Samui Wining & Dining
Veggie Treat

You don’t have to be a vegetarian to enjoy the vegetarian cuisine at Nora Buri Beach Resort.


14Nora Buri Beach Resort & Spa is one of the newest luxury resorts to open on Samui. Their 144 rooms, villas and suites are located on a spectacular hillside that rolls down to a secluded bay in the northern end of Chaweng. It overlooks the tiny island of Koh Matlang which you can walk out to when the tide is low.


Sitting proudly beside the beach is their stunning restaurant The Barge. It’s so called because its shape is based on old rice barges that used to frequent the island long before became a tourist destination. Built on three levels the ground floor houses ‘The Barge Fine-Dining’ restaurant, ‘The Barge Lounge’ is on the second floor and ‘The Barge Rice & Terrace’, which focuses on Thai cuisine, is on the third floor.

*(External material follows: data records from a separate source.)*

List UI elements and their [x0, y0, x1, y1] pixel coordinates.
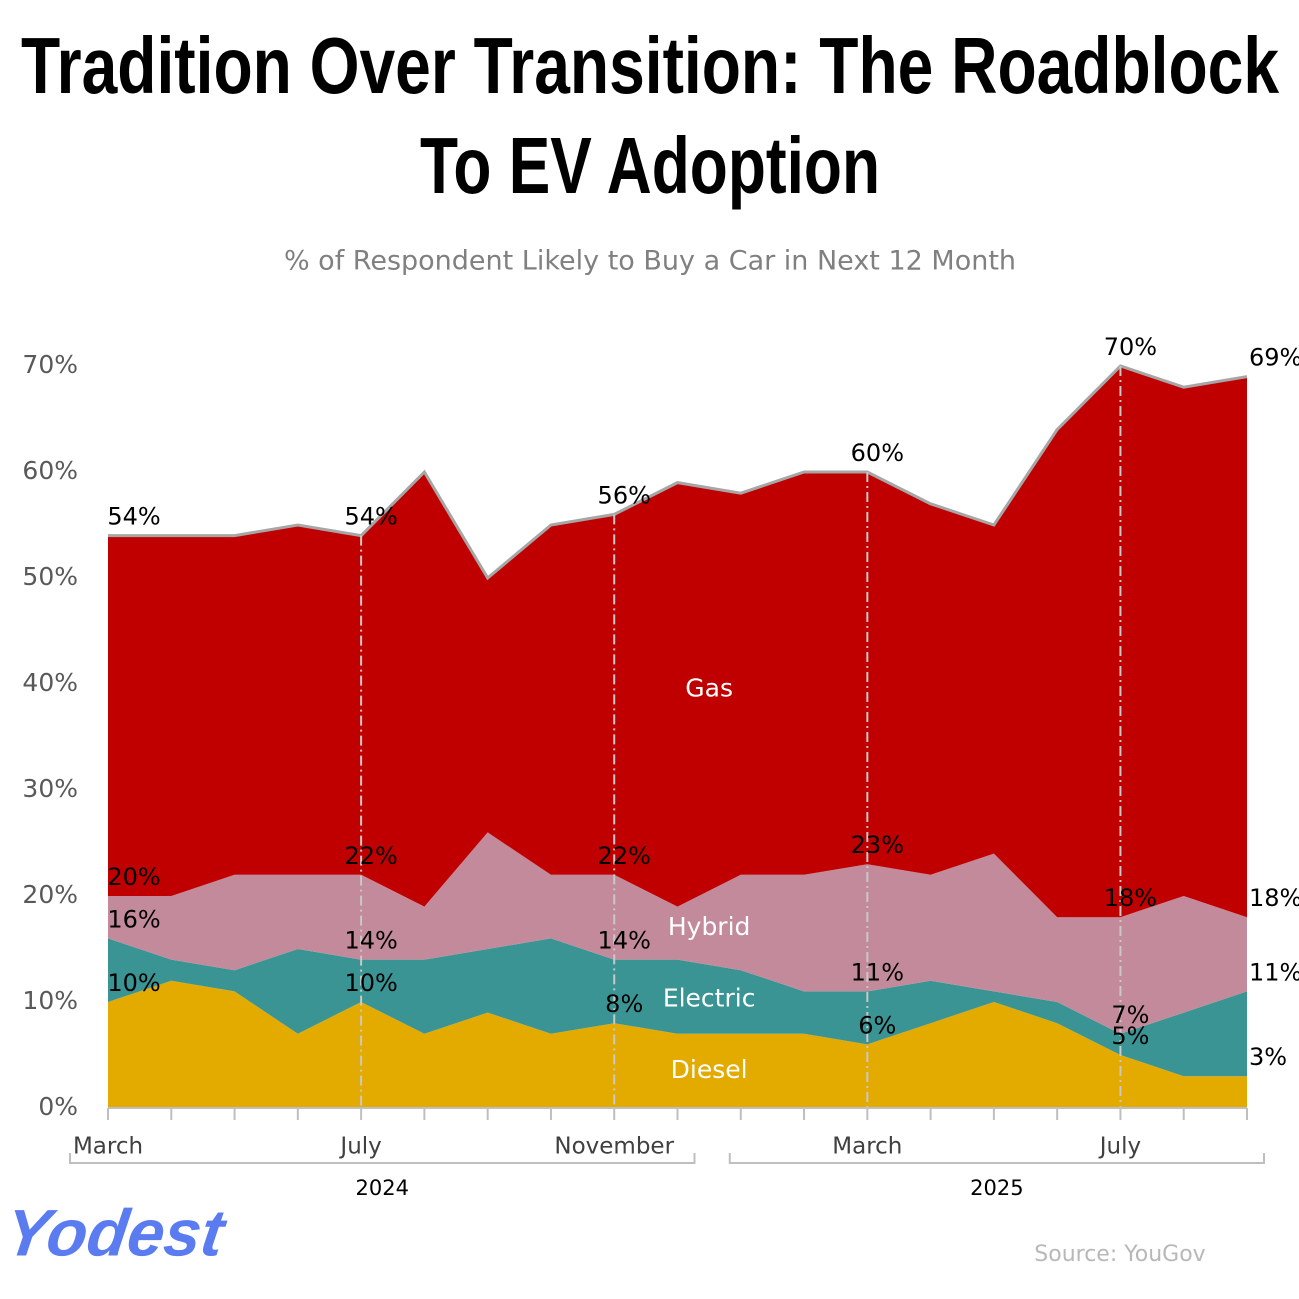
data-label: 22% [598, 842, 651, 870]
data-label: 14% [598, 927, 651, 955]
data-label: 10% [107, 969, 160, 997]
data-label: 16% [107, 905, 160, 933]
data-label: 18% [1104, 884, 1157, 912]
data-label: 22% [344, 842, 397, 870]
y-tick-label: 10% [22, 986, 78, 1015]
y-tick-label: 0% [38, 1092, 78, 1121]
data-label: 11% [1249, 958, 1299, 986]
x-tick-label: July [338, 1134, 381, 1160]
data-label: 23% [851, 831, 904, 859]
data-label: 20% [107, 863, 160, 891]
chart-subtitle: % of Respondent Likely to Buy a Car in N… [284, 246, 1016, 277]
x-tick-label: July [1098, 1134, 1141, 1160]
total-outline [108, 364, 1248, 581]
area [108, 938, 1247, 1077]
series-label: Gas [685, 673, 733, 702]
data-label: 11% [851, 958, 904, 986]
data-label: 3% [1249, 1043, 1287, 1071]
group-label: 2024 [356, 1176, 409, 1200]
data-label: 60% [851, 439, 904, 467]
y-tick-label: 50% [22, 562, 78, 591]
source: Source: YouGov [1034, 1242, 1205, 1267]
chart-title: To EV Adoption [420, 121, 880, 210]
series-label: Diesel [671, 1055, 748, 1084]
data-label: 54% [107, 503, 160, 531]
brand-logo: Yodest [1, 1197, 232, 1271]
data-label: 70% [1104, 333, 1157, 361]
data-label: 18% [1249, 884, 1299, 912]
data-label: 56% [598, 481, 651, 509]
data-label: 14% [344, 927, 397, 955]
data-label: 5% [1111, 1022, 1149, 1050]
x-tick-label: March [73, 1134, 143, 1160]
group-label: 2025 [970, 1176, 1023, 1200]
area [108, 980, 1247, 1108]
y-tick-label: 70% [22, 350, 78, 379]
y-tick-label: 30% [22, 774, 78, 803]
series-label: Hybrid [668, 912, 751, 941]
data-label: 10% [344, 969, 397, 997]
area [108, 832, 1247, 1034]
x-tick-label: March [832, 1134, 902, 1160]
series-label: Electric [663, 983, 756, 1012]
group-bracket [728, 1153, 1265, 1164]
data-label: 7% [1111, 1001, 1149, 1029]
data-label: 6% [858, 1011, 896, 1039]
x-tick-label: November [554, 1134, 674, 1160]
y-tick-label: 20% [22, 880, 78, 909]
data-label: 8% [605, 990, 643, 1018]
chart-title: Tradition Over Transition: The Roadblock [21, 21, 1279, 110]
y-tick-label: 60% [22, 456, 78, 485]
y-tick-label: 40% [22, 668, 78, 697]
data-label: 69% [1249, 344, 1299, 372]
data-label: 54% [344, 503, 397, 531]
group-bracket [69, 1153, 696, 1164]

Since opening, Executive Chef Surachai, and his team have gained a reputation for innovative dishes that combine classic recipes with modern cooking techniques and presentation. And vegetarians will be pleased to know that they haven’t been forgotten. Whether you’re in the mood for Thai or International flavours you’ll find them here. Let’s start at the top as it were with Chef Surachai’s recommendations for a three-course Thai vegetarian meal.


First we have the appetizer – Poh pia pak tord – deep-fried vegetable spring rolls served with plum sauce. Spring rolls are a classic Asian starter and frying them gives a crispy bite. Dipped in a sweet and sour plum sauce they’re the perfect beginning to a Thai meal.


Follow that with one of the most popular main course dishes in the country – Gaeng kiaw waan pak ruam – green curry with mixed vegetables. The name ‘green’ derives from the colour of the dish and they tend to be as hot as red curries, however, green curries, regardless of heat, have a definite and desired sweetness that’s not usually associated with red curries. Ingredients in the sauce include: coconut milk, green curry paste, aubergine, sugar, soy sauce, kaffir lime leaves and Thai basil. Its consistency varies depending on the amount of coconut milk that’s used and the last two ingredients are usually added at the end of the cooking process for fragrance.


Then you can round off your meal with a traditional dessert – Fak thong sang-ka-ya – pumpkin custard with coconut cream.

Down on the ground floor you can sit right by the beach and simply take in the view as you savour some classic French and Italian inspired vegetarian creations from The Barge’s International menu. Again, here are some of Chef Surachai’s suggestions.


For an appetizer, there’s the Old-fashioned French Onion Soup served with cheese bread. French onion soup has ancient origins but the modern version appeared in 18th century restaurants in France. Caramelization of the onions is the key to its success and they are cooked slowly until the melting sugars approach burning temperature, becoming brown. Some recipes suggest half an hour of cooking time, but many chefs allow for hours of cooking to bring out the complex flavours of the onions’ sugars. Sweating the onions to draw out the liquid is an important step and this can be accomplished by tossing the onions in butter or olive oil, adding salt, and then covering the pot and letting the onions cook over a very low heat. The salt and heat draw the liquid out of the onions and in the final stages of cooking cognac or sherry is often used to enhance the caramelized onion flavour and to deglaze the pan.


And a light, low-fat and flavoursome Italian-inspired vegetarian main course of Spinach and Ricotta Roll baked with a broccoli sauce should set you up nicely for a wonderful classic dessert – Cherries Jubilee.


It gets its name because Escoffier, who headed the kitchen at London’s Savoy Hotel in the late-19th century, created it for the ‘Golden Jubilee’ 50th-anniversary celebration of Queen Victoria in 1887. The beloved monarch was known to adore cherries, so Escoffier elaborated on a long-held European tradition of preserving cherries with sugar and brandy, instead simmering the fresh fruit in syrup and then thickening the juices with arrowroot. He presented the cherries with the final flourish of a splash of liquor, showily ignited at the table. He immortalized the recipe in his cookbook ‘Le Guide Culinaire’, published in 1903, where it appeared as ‘Cerises Jubilee’. His original version lacked the vanilla ice-cream over which Escoffier himself later ladled the flaming cherries in his restaurant. Served this way, Cherries Jubilee became a staple of tableside cooking in good restaurants for more than half a century. And it’s a welcome addition to any serious menu today.


Vegetarian dishes aren’t the sole preserve of non-meat or fish eaters and any dish that is well prepared and presented deserves respect. The Barge is a wonderful location to enjoy a meal and either of the three-course meals will only cost around 550++ baht per person, which is incredible value-for-money in a fine-dining restaurant.